Why Dumping Your Core Bond Fund Could Cost You

Recent fund flow data suggests that investors may be rethinking past decisions to swap their intermediate-term bond funds with nontraditional or bank-loan alternatives.

Christine Benz: Hi, I'm Christine Benz for

Fund flows can provide an interesting window into investor sentiment. Joining me to discuss some of the choices investors have been making in the realm of bond funds is Eric Jacobson, a senior analyst for active strategies for Morningstar.

Eric, thank you so much for being here.

Eric Jacobson: It's great to see you Christine. Thank you.

Benz: It's great to see you in person.

Jacobson: Thanks.

Benz: We're going to look at some of the flows we've seen into various bond fund types, and maybe you can give us a window into what you think is driving investor choices in some of these cases.

Let's start with nontraditional bond. There has been a gusher of new inflows into this category. You've been specializing in this group for a while now. Why do you think investors have been so attracted to this fund type?

Jacobson: Let me start by saying that lot of folks may have heard the term "unconstrained" ...

Benz: ... PIMCO's big fund is called "unconstrained."

Jacobson: That's correct. So that area dominates this nontraditional category. We use the name "nontraditional" because there are few other strategies that are similar, but they don't call themselves "unconstrained," so we wanted to have our category be broader, but it's really a lot of unconstrained funds.

That's a big part of it, because these funds have been marketed as not only go-anywhere, but go-anywhere and give your manager lots of latitude, not just in terms of sectors and so forth, but also in terms of managing interest rate sensitivity.

As we've talked about for the last several years, a number of these have been relatively short, but with the promise that they can go longer if necessary, and they can go negative if necessary. It's just been a huge success for the industry, and it's worked wonderfully well from a sales perspective, because up until recently, people have been pulling money out of their core funds that have rate sensitivity, and trying to escape to something like this.

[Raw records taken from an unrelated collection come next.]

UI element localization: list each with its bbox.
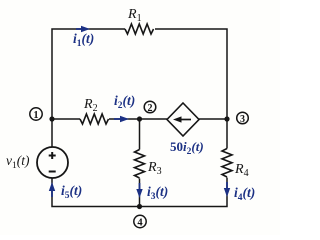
wire node2 to diamond — [140, 118, 168, 120]
junction dot node 2 — [137, 116, 142, 121]
wire node2 down to R3 — [139, 119, 141, 150]
wire R3 to node 4 — [139, 179, 141, 207]
svg-text:50i2(t): 50i2(t) — [170, 139, 204, 157]
current arrow i2 — [114, 116, 129, 122]
node 2 circled label — [144, 101, 156, 113]
voltage source v1 circle — [37, 147, 68, 178]
node 4 circled label — [134, 215, 146, 227]
svg-text:R3: R3 — [147, 160, 162, 177]
svg-text:v1(t): v1(t) — [6, 153, 30, 171]
svg-text:R1: R1 — [127, 7, 142, 24]
svg-text:i4(t): i4(t) — [234, 185, 255, 203]
dependent source internal arrow — [173, 116, 191, 122]
current arrow i5 — [49, 182, 55, 197]
node 3 circled label — [237, 112, 249, 124]
wire R2 to node 2 — [109, 118, 140, 120]
svg-text:R2: R2 — [83, 97, 98, 114]
svg-text:4: 4 — [137, 218, 143, 229]
wire bottom left — [52, 178, 140, 207]
wire R4 to bottom corner — [140, 178, 228, 207]
svg-text:i5(t): i5(t) — [61, 183, 82, 201]
resistor R2 — [80, 114, 109, 124]
voltage source plus sign — [49, 152, 56, 159]
dependent current source 50i2(t) diamond — [167, 103, 199, 136]
resistor R1 — [125, 24, 154, 34]
svg-text:i3(t): i3(t) — [147, 184, 168, 202]
junction dot node 4 — [137, 204, 142, 209]
svg-text:i2(t): i2(t) — [114, 93, 135, 111]
voltage source minus sign — [49, 171, 56, 173]
svg-text:1: 1 — [33, 110, 38, 121]
wire diamond to node 3 — [199, 118, 227, 120]
junction dot node 1 — [49, 116, 54, 121]
current arrow i4 — [224, 182, 230, 197]
current arrow i1 — [76, 26, 90, 32]
wire top from left corner to R1 — [52, 29, 125, 119]
wire node1 to R2 — [52, 118, 80, 120]
svg-text:R4: R4 — [234, 162, 249, 179]
current arrow i3 — [136, 183, 142, 198]
junction dot node 3 — [224, 116, 229, 121]
svg-text:3: 3 — [240, 114, 245, 125]
wire top right + right side down to node 3 — [155, 29, 227, 119]
node 1 circled label — [30, 108, 42, 120]
resistor R3 — [135, 150, 145, 179]
resistor R4 — [222, 149, 232, 178]
svg-text:i1(t): i1(t) — [73, 31, 94, 49]
wire node1 down to source — [51, 119, 53, 147]
svg-text:2: 2 — [148, 103, 153, 114]
wire node3 down to R4 — [226, 119, 228, 149]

Benz: The interesting thing is, when you look at performance, some of those core fund types that investors had been pulling their money from have actually outperformed some of the nontraditional bond funds, in part because of their greater rate sensitivity.

Jacobson: That's exactly right. This is something that I think people really need to try and understand better, because it says something about both categories. I have been harping on this: The nontraditional category, as much as the focus and discussion is all about rate sensitivity, and the fact that they're going to be safer because they're either shorter or very tactical, most of them have tried to make up for the low-return possibilities with more credit risk. That has a lot of impact on how they've performed.